Nicholas St. Fleur intended to follow in the footsteps of his parents and enter the medical field. He planned to study biology and attend medical school.
But during his freshman year at Cornell University, in 2010, a 7.0-magnitude earthquake hit his parents’ home country of Haiti. No one close to him was affected, but the scale of the destruction rattled him.
“That earthquake changed me,” Mr. St. Fleur, 23, said. “It opened my eyes. I thought, I want to be a reporter. I want to be able to captivate people through the stories.”
Mr. St. Fleur, a native of Long Island, N.Y., signed up for a communications class that focused on science, the environment and health. He received an A on his first reporting assignment and that was the moment, he said, when he realized that he could turn writing into a career.
The next summer, Mr. St. Fleur participated in a weeklong science journalism boot camp at Shoals Marine Laboratory on Appledore Island, M.E., led by Carl Zimmer, science columnist at The New York Times.

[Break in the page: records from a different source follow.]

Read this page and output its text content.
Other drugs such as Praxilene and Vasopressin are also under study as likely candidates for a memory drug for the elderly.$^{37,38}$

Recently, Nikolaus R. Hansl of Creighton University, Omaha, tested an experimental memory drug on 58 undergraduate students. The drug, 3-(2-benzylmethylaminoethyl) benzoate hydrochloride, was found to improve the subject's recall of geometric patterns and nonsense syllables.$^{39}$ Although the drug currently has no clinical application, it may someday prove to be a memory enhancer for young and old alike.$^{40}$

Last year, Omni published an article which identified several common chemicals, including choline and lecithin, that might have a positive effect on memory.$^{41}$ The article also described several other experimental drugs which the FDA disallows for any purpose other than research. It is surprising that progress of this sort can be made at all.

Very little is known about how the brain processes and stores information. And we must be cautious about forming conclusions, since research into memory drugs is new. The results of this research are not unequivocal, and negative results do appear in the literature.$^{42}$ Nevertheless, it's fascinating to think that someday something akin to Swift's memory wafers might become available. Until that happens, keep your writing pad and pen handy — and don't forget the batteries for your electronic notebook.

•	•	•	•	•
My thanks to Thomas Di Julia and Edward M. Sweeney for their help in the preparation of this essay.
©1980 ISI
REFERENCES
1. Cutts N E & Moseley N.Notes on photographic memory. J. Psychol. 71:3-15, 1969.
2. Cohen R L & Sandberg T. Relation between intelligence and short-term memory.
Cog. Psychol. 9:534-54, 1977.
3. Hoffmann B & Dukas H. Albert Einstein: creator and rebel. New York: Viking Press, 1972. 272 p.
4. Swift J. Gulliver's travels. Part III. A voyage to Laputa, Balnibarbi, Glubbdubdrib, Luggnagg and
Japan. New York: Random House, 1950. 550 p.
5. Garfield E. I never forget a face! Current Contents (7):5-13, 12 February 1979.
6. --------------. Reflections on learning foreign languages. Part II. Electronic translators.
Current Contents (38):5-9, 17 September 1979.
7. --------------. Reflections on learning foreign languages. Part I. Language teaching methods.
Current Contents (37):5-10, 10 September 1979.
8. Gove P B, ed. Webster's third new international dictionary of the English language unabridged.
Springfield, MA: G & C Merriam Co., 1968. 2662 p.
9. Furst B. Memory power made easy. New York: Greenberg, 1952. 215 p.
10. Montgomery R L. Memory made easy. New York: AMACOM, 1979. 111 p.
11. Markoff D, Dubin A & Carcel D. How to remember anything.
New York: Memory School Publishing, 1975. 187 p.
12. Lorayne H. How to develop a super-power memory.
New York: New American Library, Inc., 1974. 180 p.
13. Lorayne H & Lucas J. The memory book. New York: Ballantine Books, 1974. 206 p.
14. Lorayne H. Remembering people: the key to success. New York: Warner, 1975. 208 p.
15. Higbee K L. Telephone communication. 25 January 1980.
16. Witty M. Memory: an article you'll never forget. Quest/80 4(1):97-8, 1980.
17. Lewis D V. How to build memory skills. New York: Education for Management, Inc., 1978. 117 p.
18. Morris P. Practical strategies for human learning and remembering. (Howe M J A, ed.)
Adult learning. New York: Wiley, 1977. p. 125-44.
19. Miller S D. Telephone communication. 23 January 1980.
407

“This class was tougher than organic chemistry,” he said.
When Mr. St. Fleur returned in the fall, he joined his school newspaper, The Cornell Daily Sun. He went from staff reporter to science editor by his junior year.
He did his first science journalism internship at Science Magazine in Washington during the summer of the Mars Rover landing and the discovery of the Higgs Boson particle.
In 2013, Mr. St. Fleur received his bachelor’s degree in biology with a minor in communications. He also worked on completing a certificate in science communication from the University of California Santa Cruz Science Communication Program.
Mr. St. Fleur’s dream is to become a science editor at a newspaper or science news outlet. After he finishes at The New York Times Student Journalism Institute, he will work at the NPR science desk in Washington.
“I want to be in a position where I am immersed and surrounded by science,” he said. “I like how the things I’m covering are coming from all over the world.”